An Ethereum enthusiast contacted KeychainX a few months ago with a singular story.
It was part of the Ethereum presale in 2014 and fetched an incredible price of 1000 ETH today regarding four million USD for just 300USD – an amazing 13000x increase in value.
The story started once Alex sent the KeychainX team an issue to find out whether or not the team banned broken wallets. Alex suspected that the wallet was corrupted or the encoding was wrong because he had the positive ID saved in Splash ID with alternate passwords and used to copy-paste it into the presale webpage to affix it in the sale of Ethereum tokens.
It was bothered that multiple abused systems like iPad, mac and phone and various language setups (Alex was [*fr1] French), there could be language character cryptography errors or hiccups.
Since the password was quite long (99 characters) and contained many special or non-ASCII characters, it was absolutely a sneaky task. However, inserting a random character at a fancy position is feasible for shorter passwords. For a password of almost 100 characters, this was absolutely not possible.
But Alex was pretty sure of the password, so KeychainX had to “just” show up which was wrong. Of course, the positive identification was conjointly sexual, thus writing the various mistreated positive identification deviations, the sexually specific language cried out.
Although the words didn’t use S/M code words like KeychainX’s City Shoppers did, they did contain the words p*ssy and c*ck. very little insight from the team on the edge of the matter and much further than it absolutely was.

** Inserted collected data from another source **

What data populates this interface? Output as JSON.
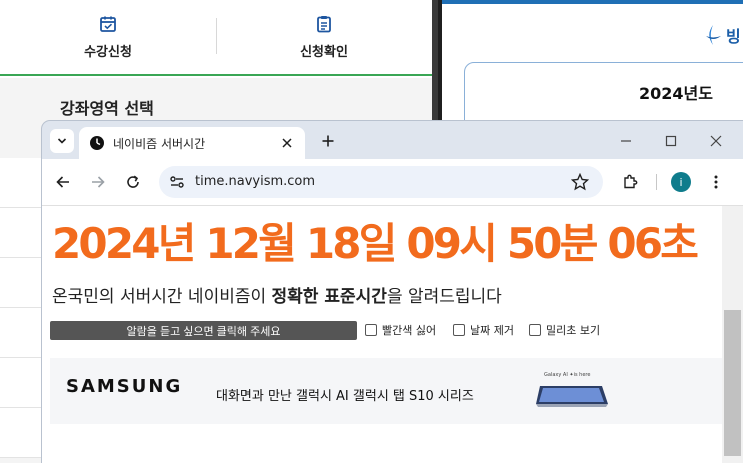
{
  "bg_left": {
    "tabs": [
      {
        "label": "수강신청",
        "icon": "calendar-check-icon"
      },
      {
        "label": "신청확인",
        "icon": "clipboard-icon"
      }
    ],
    "section_title": "강좌영역 선택"
  },
  "bg_right": {
    "logo_text": "빙",
    "card_title": "2024년도"
  },
  "browser": {
    "tab_title": "네이비즘 서버시간",
    "url": "time.navyism.com",
    "profile_initial": "i"
  },
  "page": {
    "clock_text": "2024년 12월 18일 09시 50분 06초",
    "subtitle_plain_1": "온국민의 서버시간 네이비즘이 ",
    "subtitle_bold": "정확한 표준시간",
    "subtitle_plain_2": "을 알려드립니다",
    "alarm_button": "알람을 듣고 싶으면 클릭해 주세요",
    "options": [
      "빨간색 싫어",
      "날짜 제거",
      "밀리초 보기"
    ],
    "clock_color": "#f26b1d"
  },
  "ad": {
    "brand": "SAMSUNG",
    "text": "대화면과 만난 갤럭시 AI 갤럭시 탭 S10 시리즈",
    "small_text": "Galaxy AI ✦is here"
  }
}
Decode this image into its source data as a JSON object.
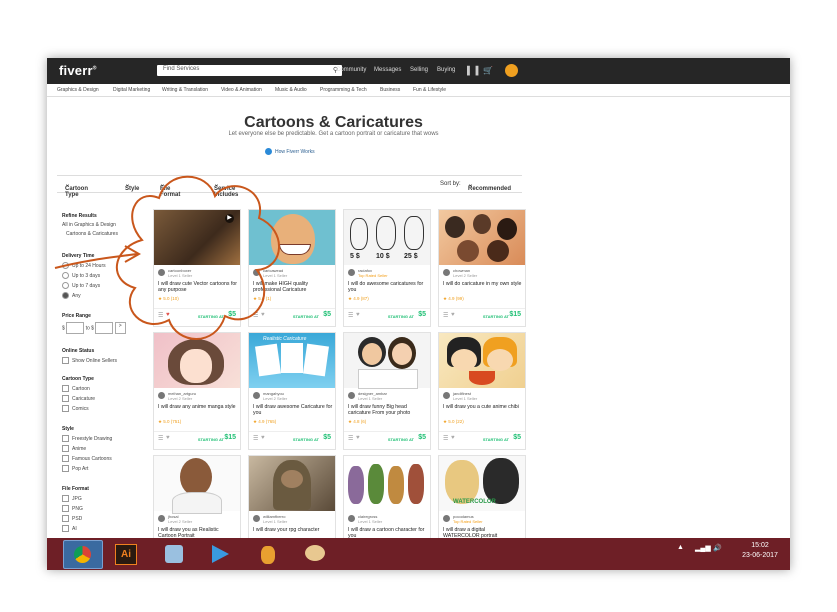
{
  "header": {
    "logo": "fiverr",
    "logo_mark": "®",
    "search_placeholder": "Find Services",
    "nav": [
      "Community",
      "Messages",
      "Selling",
      "Buying"
    ]
  },
  "categories": [
    "Graphics & Design",
    "Digital Marketing",
    "Writing & Translation",
    "Video & Animation",
    "Music & Audio",
    "Programming & Tech",
    "Business",
    "Fun & Lifestyle"
  ],
  "page": {
    "title": "Cartoons & Caricatures",
    "subtitle": "Let everyone else be predictable. Get a cartoon portrait or caricature that wows",
    "how_link": "How Fiverr Works"
  },
  "filters": {
    "cartoon_type": "Cartoon Type",
    "style": "Style",
    "file_format": "File Format",
    "service_includes": "Service Includes",
    "sort_label": "Sort by:",
    "sort_value": "Recommended"
  },
  "sidebar": {
    "refine": "Refine Results",
    "all_in": "All in Graphics & Design",
    "current": "Cartoons & Caricatures",
    "delivery_title": "Delivery Time",
    "delivery": [
      "Up to 24 Hours",
      "Up to 3 days",
      "Up to 7 days",
      "Any"
    ],
    "price_title": "Price Range",
    "price_from": "$",
    "price_to": "to $",
    "online_title": "Online Status",
    "online_opt": "Show Online Sellers",
    "type_title": "Cartoon Type",
    "type_opts": [
      "Cartoon",
      "Caricature",
      "Comics"
    ],
    "style_title": "Style",
    "style_opts": [
      "Freestyle Drawing",
      "Anime",
      "Famous Cartoons",
      "Pop Art"
    ],
    "format_title": "File Format",
    "format_opts": [
      "JPG",
      "PNG",
      "PSD",
      "AI"
    ]
  },
  "gigs": [
    {
      "seller": "cartoonboxer",
      "level": "Level 1 Seller",
      "desc": "I will draw cute Vector cartoons for any purpose",
      "rating": "5.0 (10)",
      "starting": "STARTING AT",
      "price": "$5"
    },
    {
      "seller": "caricawead",
      "level": "Level 1 Seller",
      "desc": "I will make HIGH quality professional Caricature",
      "rating": "5.0 (1)",
      "starting": "STARTING AT",
      "price": "$5"
    },
    {
      "seller": "raciafox",
      "level": "Top Rated Seller",
      "desc": "I will do awesome caricatures for you",
      "rating": "4.9 (87)",
      "starting": "STARTING AT",
      "price": "$5"
    },
    {
      "seller": "chowman",
      "level": "Level 2 Seller",
      "desc": "I will do caricature in my own style",
      "rating": "4.9 (99)",
      "starting": "STARTING AT",
      "price": "$15"
    },
    {
      "seller": "meihan_artguru",
      "level": "Level 2 Seller",
      "desc": "I will draw any anime manga style",
      "rating": "5.0 (751)",
      "starting": "STARTING AT",
      "price": "$15"
    },
    {
      "seller": "mangahyou",
      "level": "Level 2 Seller",
      "desc": "I will draw awesome Caricature for you",
      "rating": "4.9 (765)",
      "starting": "STARTING AT",
      "price": "$5"
    },
    {
      "seller": "designer_ambar",
      "level": "Level 1 Seller",
      "desc": "I will draw funny Big head caricature From your photo",
      "rating": "4.8 (6)",
      "starting": "STARTING AT",
      "price": "$5"
    },
    {
      "seller": "jandifinest",
      "level": "Level 1 Seller",
      "desc": "I will draw you a cute anime chibi",
      "rating": "5.0 (22)",
      "starting": "STARTING AT",
      "price": "$5"
    },
    {
      "seller": "jhosal",
      "level": "Level 2 Seller",
      "desc": "I will draw you as Realistic Cartoon Portrait",
      "rating": "",
      "starting": "",
      "price": ""
    },
    {
      "seller": "williamfberro",
      "level": "Level 1 Seller",
      "desc": "I will draw your rpg character",
      "rating": "",
      "starting": "",
      "price": ""
    },
    {
      "seller": "clairegross",
      "level": "Level 1 Seller",
      "desc": "I will draw a cartoon character for you",
      "rating": "",
      "starting": "",
      "price": ""
    },
    {
      "seller": "pocodamus",
      "level": "Top Rated Seller",
      "desc": "I will draw a digital WATERCOLOR portrait",
      "rating": "",
      "starting": "",
      "price": ""
    }
  ],
  "card_images": {
    "c2": "WATERCOLOR",
    "c3_prices": [
      "5 $",
      "10 $",
      "25 $"
    ],
    "c6_banner": "Realistic Caricature"
  },
  "annotation": {
    "color": "#c9571c"
  },
  "taskbar": {
    "apps": [
      "chrome",
      "illustrator",
      "paint-app",
      "media-player",
      "pineapple-app",
      "paint-palette"
    ],
    "ai_label": "Ai",
    "time": "15:02",
    "date": "23-06-2017"
  }
}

Being stubborn, the KeychainX team started by adding random characters to positions that the team suspected were the ones with workable problems. for example, sometimes if a personality was not English, the code would translate it to a double character, which would end up extending the search area considerably. doing so did not create any results.
So the team came back to appear on the source code of Splash ID and tried to reverse it to create the problem. there have been several versions of Splash ID, and their page did not provide it for free access. No chance.
Then, a few weeks later, a Russian user contacted KeychainX with a very different wallet of Cyrillic characters. Most of KeychainX’s custom tools were written for English or Latin passwords. So the team had to look into the source code of a recent tool and create a way to translate them according to the system.
This gave a thought for Alex’s wallet.
What if the tools used, as well as the distinctive characters that encrypted his wallet, were translated through the encoding package similar to Cyrillic characters.
Going back to the presale portfolio, the team tackled the constant approach of these special characters being abused as if they were Cyrillic. Boom! the team found the password; but, there was a difficulty.
Most of the wallet packages that can usually import the wallet and show the personal key didn’t work, and positive identification was not accepted because special characters were out of range of their code or list. Instead, the team had to manually decrypt the wallet to export the foreign list’s personal key abuse.
After withdrawing the funds, KeychainX tried to grab Alex several times, but he kept aiming at his electronic device. so the team shielded Alex, and still no response.
It took practically 3 days before it entered KeychainX, it was a bit stressful sitting on someone’s four million dollars not knowing where the person was. Ethereum’s value has also swung heaps, so the value is captivating many thousands a day in each direction.
So the team transferred Alex their share of the funds, the aforementioned reasonable luck, and security, and then never detected her again. KeychainX hopes he will have fun with his freshly recovered and long-lost fortune.
The post office How a pre-sale Ethereum wallet containing 1000 ETH was picked up by KeychainX first appeared on BTC Sons.